Tracking the appreciation in the rupee, government bond yields fell. The yield on the 8.28 per cent 2027 government bond closed at 9.09 per cent, compared with its previous close of 9.11 per cent. Though the Reserve Bank of India (RBI) conducted open market operation (OMO) purchase of government securities, this didn’t see much success — the amount infused was Rs 6,156.74 crore, against the notified amount of Rs 8,000 crore.

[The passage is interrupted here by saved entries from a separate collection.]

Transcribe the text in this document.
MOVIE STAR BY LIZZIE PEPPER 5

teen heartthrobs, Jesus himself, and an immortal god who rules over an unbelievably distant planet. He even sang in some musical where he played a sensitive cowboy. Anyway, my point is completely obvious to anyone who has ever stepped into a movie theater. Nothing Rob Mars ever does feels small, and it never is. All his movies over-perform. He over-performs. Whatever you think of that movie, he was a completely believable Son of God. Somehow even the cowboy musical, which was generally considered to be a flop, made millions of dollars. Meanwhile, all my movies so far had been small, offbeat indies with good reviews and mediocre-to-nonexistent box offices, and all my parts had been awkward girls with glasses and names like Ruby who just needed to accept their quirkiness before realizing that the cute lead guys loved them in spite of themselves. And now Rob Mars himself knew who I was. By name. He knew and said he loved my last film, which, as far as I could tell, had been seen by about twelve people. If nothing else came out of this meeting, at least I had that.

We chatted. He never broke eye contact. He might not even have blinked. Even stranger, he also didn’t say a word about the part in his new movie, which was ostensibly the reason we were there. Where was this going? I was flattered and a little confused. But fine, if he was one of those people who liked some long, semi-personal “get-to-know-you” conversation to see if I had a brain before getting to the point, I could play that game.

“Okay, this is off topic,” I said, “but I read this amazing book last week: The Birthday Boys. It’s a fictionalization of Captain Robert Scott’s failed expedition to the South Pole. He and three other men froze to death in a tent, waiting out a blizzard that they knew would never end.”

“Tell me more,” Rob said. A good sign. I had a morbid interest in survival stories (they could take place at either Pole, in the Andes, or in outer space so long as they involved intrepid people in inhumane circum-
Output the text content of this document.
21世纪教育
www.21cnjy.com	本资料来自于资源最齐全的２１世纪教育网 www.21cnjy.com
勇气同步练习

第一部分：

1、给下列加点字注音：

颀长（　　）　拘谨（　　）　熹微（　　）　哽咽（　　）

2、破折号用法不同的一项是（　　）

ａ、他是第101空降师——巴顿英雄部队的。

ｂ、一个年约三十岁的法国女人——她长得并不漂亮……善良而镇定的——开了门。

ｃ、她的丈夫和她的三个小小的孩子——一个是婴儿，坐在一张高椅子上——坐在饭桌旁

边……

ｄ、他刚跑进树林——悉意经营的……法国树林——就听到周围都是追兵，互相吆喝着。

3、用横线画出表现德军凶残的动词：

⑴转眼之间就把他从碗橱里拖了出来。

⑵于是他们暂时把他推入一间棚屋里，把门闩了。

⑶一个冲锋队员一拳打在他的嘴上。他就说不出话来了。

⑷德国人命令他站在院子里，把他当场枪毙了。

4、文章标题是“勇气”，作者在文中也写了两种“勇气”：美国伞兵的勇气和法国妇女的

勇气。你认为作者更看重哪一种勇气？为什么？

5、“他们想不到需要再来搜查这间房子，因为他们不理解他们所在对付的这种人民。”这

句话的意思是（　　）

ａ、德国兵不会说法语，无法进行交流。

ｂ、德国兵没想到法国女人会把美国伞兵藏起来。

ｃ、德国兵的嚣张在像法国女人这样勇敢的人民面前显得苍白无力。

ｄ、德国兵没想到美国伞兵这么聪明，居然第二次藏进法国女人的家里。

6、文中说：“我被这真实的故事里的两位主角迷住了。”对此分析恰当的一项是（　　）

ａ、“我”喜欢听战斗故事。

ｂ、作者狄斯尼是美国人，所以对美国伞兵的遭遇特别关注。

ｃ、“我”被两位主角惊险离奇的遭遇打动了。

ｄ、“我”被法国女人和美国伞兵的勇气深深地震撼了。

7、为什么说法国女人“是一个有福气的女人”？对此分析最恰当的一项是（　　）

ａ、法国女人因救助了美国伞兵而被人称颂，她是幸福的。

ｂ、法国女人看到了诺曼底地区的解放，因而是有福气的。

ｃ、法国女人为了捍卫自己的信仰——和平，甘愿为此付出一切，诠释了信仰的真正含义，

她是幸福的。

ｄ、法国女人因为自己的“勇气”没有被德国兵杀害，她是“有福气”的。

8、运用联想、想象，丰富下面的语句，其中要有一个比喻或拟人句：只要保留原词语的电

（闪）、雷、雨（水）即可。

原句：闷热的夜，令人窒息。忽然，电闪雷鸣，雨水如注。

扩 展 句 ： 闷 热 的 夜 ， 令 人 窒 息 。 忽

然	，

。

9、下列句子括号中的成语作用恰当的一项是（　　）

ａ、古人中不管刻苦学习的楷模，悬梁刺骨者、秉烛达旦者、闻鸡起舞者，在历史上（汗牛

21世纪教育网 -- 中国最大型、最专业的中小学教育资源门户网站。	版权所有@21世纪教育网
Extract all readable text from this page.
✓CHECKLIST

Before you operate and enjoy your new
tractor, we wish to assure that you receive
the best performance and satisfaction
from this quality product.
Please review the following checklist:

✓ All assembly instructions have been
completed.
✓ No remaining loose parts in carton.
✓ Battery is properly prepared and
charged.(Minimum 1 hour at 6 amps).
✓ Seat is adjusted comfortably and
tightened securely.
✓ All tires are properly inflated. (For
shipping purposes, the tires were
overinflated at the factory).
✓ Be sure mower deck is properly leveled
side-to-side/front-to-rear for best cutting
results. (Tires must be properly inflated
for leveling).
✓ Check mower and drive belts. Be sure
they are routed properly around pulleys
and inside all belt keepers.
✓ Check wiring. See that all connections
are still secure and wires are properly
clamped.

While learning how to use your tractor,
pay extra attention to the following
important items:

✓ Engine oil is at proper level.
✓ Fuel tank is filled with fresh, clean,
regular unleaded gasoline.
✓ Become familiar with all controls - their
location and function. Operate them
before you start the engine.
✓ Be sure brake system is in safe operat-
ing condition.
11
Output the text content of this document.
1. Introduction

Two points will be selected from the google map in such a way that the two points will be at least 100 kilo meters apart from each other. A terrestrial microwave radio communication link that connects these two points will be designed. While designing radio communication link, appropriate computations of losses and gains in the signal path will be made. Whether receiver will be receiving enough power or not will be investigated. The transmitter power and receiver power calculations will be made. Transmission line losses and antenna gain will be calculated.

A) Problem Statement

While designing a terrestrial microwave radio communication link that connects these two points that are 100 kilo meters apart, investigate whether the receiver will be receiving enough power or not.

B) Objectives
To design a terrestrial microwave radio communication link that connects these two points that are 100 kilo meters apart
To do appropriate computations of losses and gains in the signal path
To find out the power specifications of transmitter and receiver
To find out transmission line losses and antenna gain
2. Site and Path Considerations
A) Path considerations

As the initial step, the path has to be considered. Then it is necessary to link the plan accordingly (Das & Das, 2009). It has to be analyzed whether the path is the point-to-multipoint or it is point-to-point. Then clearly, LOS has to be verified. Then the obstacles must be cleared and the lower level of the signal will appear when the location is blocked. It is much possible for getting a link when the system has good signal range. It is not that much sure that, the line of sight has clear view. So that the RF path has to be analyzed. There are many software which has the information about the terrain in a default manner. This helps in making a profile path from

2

“A day before the interest payment, there is no trade. Since the 10-year benchmark 7.16 per cent bond isn’t being traded today (Monday), other securities are being traded. Tomorrow, the 10-year bond will again be traded,” said Anoop Verma, vice-president (treasury), Development Credit Bank. On Thursday, the yield on the 7.16 per cent 10-year government bond had closed at 9.02 per cent. On Friday, the market was shut on account of Muharram.
Earlier, RBI had decided to purchase the 7.17 per cent 2015, 7.59 per cent 2016, 7.83 per cent 2018 and 8.20 per cent 2025 securities through Monday’s OMO. “RBI should do OMOs for securities that are more liquid. Only then will the purpose of liquidity infusion be achieved. For securities that aren’t liquid, the market is not willing to sell at a loss,” said a treasury official of a public sector bank.
“Due to the July 15 episode, many securities have been put to held-to-maturity (HTM). When securities go to the HTM bracket, there is apprehension it may be sold at a loss, which none of the banks want,” said S Srinivasaraghavan, head of treasury at Dhanlaxmi Bank. Srinivasaraghavan estimates the yield on the 10-year benchmark government bond would stand at 8.8-9.2 per cent till the mid-quarter review of monetary policy on December 18.
On July 15, the central bank had taken various liquidity-tightening steps to arrest the rupee’s volatility. These steps had resulted in a sharp rise in government bond yields.